| > None of this and other differences disqualifies it as an alternative. So your friend is in the market to buy a house and tells you about an issue with a particular realtor they are having, and you say... "I got a great alternative, you can buy a piece of land, rezone it, get permits, go chop down your own wood, build your own house with your bare hands..." They say to you, I hate my realtor... I don't hate my job. What you're suggesting as an alternative is more like saying that building your own car is an alternative to buying one. They aren't in the same league, and so while it makes sense for people to resell or offer Nextcloud as an option for self-hosted solutions or security, it makes no sense to try to say they are an alternative to Dropbox. > The differences just mean you don't prefer that particular alternative the same way as if you didn't like the color scheme, or more realistically say the need to make a microsoft account for onedrive, or the way google probably scans the contents of google drive etc. The differences doesn't mean that I don't like it, in fact I self host a lot of my own solutions. I'm just saying they don't really compare or compete. Sure, if you want to purchase an array of servers that are distributed across multiple regions and setup a Ceph cluster to distribute storage in a resilient manner then go ahead. By all means do it, but to act like that somehow compares to purchasing a service that already does this is just misleading. After that person spends tens of thousands of dollars to replicate what Dropbox does, then they can finally have an alternative that they never thought of before paying $12/mo. for Dropbox. |
Why didn't you go all the way and talk about declaring your own country on an asteroid? Because obviously what I suggested was to write nextcloud, in assembly, on a cpu architecture you invent.
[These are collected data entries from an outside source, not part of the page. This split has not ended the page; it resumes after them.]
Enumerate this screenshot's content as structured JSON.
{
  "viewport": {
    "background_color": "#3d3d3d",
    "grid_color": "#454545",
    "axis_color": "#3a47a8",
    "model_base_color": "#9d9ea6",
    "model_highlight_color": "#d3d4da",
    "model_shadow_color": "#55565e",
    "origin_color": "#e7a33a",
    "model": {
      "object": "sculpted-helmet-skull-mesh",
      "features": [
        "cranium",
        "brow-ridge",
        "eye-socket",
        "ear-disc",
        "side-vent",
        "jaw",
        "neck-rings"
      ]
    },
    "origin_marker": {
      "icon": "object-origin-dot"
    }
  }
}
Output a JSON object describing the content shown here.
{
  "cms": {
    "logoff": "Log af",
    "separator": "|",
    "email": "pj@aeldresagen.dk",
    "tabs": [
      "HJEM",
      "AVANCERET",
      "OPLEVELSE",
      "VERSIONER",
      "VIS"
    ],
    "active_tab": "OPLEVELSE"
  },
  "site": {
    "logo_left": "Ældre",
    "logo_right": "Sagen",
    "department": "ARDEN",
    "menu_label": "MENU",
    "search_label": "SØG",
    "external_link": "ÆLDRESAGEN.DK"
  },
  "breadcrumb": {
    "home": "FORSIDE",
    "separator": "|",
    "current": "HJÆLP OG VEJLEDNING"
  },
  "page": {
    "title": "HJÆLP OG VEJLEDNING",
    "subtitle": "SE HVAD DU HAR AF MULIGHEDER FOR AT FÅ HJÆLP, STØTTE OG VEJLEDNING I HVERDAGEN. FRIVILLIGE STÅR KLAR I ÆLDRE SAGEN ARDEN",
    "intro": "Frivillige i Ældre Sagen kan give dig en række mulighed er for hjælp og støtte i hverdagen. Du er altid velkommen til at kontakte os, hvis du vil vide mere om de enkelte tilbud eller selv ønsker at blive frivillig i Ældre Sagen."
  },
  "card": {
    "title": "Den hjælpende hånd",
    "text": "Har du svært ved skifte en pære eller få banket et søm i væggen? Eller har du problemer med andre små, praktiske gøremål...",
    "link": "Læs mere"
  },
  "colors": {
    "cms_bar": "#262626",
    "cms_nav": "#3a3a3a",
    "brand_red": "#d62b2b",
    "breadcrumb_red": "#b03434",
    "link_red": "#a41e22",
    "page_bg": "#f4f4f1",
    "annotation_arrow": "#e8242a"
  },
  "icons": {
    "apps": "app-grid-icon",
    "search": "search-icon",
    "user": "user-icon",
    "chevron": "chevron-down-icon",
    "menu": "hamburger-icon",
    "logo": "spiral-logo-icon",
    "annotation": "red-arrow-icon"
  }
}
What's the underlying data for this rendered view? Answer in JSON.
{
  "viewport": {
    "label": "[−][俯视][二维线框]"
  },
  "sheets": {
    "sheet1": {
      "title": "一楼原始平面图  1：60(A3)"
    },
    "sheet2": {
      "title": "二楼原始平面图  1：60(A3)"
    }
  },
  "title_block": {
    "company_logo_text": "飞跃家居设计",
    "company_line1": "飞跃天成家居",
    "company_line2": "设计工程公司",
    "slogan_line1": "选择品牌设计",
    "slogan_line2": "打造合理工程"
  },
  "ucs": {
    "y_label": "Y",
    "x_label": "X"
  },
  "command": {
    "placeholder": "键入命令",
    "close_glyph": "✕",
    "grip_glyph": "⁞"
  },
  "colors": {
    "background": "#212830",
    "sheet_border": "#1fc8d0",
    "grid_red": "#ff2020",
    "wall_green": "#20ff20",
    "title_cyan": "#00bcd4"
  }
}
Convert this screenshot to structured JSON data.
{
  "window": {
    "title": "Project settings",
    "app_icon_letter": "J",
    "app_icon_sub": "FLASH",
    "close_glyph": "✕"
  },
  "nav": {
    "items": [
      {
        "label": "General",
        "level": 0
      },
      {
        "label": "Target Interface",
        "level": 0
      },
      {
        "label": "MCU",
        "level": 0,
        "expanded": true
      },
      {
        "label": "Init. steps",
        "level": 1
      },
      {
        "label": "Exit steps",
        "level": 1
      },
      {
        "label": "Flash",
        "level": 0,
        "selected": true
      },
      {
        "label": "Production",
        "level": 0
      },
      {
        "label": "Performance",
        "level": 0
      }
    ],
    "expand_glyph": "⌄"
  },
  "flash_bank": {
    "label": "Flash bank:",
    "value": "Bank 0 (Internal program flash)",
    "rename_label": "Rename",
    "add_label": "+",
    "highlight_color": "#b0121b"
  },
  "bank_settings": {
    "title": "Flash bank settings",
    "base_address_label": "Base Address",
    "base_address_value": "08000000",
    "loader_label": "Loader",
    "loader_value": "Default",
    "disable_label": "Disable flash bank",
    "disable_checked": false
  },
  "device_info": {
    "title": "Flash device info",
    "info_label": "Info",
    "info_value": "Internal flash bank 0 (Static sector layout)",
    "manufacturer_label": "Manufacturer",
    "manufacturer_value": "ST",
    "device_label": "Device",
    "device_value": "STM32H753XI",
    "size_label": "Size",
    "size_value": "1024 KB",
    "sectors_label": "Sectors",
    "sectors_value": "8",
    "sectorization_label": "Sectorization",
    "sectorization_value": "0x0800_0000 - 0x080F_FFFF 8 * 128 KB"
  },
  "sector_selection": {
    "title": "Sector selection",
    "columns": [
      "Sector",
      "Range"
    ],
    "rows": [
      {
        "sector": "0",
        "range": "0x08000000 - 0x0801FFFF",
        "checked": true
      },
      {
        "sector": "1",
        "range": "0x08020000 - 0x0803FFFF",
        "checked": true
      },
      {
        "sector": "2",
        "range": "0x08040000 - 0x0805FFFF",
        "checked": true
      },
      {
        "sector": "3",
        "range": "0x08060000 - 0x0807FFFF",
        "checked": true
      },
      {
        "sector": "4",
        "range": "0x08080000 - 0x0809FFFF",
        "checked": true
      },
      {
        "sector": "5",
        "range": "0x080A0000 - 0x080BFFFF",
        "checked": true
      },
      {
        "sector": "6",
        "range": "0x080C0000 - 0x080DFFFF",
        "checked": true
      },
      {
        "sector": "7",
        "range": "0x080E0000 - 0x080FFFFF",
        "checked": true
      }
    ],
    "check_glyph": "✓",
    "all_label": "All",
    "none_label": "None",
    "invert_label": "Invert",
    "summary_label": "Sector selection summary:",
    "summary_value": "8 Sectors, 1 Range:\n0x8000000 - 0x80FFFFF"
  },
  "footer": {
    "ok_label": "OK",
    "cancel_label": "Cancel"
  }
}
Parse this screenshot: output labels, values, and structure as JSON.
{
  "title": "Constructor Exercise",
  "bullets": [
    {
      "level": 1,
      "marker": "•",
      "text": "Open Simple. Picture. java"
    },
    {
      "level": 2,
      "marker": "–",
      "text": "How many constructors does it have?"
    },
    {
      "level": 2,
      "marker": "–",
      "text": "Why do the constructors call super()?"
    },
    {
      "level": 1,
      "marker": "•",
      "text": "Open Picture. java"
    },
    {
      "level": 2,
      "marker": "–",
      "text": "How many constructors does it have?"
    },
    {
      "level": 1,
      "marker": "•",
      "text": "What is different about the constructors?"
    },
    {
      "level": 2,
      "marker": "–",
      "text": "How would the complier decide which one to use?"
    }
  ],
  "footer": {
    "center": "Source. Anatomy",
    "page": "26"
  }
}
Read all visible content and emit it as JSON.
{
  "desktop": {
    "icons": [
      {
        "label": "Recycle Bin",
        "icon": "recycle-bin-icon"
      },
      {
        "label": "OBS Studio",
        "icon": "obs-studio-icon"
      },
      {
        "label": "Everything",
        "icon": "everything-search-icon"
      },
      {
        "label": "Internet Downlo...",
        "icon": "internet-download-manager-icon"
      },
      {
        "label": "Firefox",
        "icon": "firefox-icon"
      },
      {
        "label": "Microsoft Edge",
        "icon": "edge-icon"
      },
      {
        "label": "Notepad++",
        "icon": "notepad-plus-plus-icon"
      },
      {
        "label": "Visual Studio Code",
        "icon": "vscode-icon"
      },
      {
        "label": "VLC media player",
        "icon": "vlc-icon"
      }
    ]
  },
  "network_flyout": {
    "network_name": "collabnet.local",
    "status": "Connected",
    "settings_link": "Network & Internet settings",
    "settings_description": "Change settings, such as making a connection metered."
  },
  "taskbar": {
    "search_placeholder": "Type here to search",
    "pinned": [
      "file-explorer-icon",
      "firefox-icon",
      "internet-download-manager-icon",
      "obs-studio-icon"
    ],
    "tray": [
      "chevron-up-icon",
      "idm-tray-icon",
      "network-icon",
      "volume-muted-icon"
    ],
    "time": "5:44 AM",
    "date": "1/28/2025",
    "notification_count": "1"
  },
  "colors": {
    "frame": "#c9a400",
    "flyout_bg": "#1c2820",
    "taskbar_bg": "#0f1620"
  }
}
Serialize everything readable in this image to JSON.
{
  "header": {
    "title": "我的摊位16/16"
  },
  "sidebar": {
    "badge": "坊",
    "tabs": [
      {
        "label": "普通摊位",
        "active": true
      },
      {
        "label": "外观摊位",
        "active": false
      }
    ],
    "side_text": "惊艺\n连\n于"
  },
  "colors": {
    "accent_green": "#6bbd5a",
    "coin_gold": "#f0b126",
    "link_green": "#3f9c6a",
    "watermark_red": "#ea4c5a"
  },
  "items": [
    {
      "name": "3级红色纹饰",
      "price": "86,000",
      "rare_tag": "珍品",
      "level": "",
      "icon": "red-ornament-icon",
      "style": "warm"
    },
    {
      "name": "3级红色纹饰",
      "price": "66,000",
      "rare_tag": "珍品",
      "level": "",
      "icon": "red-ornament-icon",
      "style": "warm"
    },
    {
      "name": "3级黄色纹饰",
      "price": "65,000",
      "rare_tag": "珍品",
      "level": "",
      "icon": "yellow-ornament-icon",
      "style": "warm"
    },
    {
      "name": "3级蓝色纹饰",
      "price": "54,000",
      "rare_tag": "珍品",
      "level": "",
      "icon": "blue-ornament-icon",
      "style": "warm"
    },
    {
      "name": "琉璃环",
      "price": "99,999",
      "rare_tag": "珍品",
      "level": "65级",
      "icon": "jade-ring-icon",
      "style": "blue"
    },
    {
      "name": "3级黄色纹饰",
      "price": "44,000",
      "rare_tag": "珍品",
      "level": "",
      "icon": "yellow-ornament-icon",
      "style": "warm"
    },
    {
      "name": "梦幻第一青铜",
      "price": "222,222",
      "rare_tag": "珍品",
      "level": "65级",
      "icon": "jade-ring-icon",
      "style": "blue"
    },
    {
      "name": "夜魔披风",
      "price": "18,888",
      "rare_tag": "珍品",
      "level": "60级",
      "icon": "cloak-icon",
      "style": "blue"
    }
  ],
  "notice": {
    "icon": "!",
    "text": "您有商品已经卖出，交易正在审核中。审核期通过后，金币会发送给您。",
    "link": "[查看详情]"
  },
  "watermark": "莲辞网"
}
No one has to write any software, or design or build any hosting system, those already exist. And they are even effortless common commodities. The land is already zoned and cleared and permitted, and the house is already designed, and even already built.
Popping a copy of already written and packaged software on a vps is some percent more work than creating a Google drive account, but that percent is not a million. Even if it's 500% more work, that is still trivial, 5x a few minutes. And even if you for some reason also need an insane availability garantee, it's hardly any more work to then put that behind a cdn, which are another low-effort commodity.
Without even looking, I garantee that there is a pre-made nextcloud droplet ready to go on DigitalOcean that takes mere seconds to activate, and they are surely not the only service provider with an equivalent app-on-a-stick ready to go in a few clicks like that.
And if their own backup offerings and network backbones aren't good enough already, without even looking I bet there is very little effort required to hook that up to CloudFlare.
And this is all while avoiding the probably even easier one-stop-shopping path of just using aws for everything, just because F Amazon.
Selecting a house built to order from a developer's catalog, or even buying land and hiring an architect, is indeed a perfectly exemplary alternative to buying an existing house from a realtor. Minus the stupid hyperbolic nonsense about rezoning, the example was in fact pretty good support of my point. Thank you!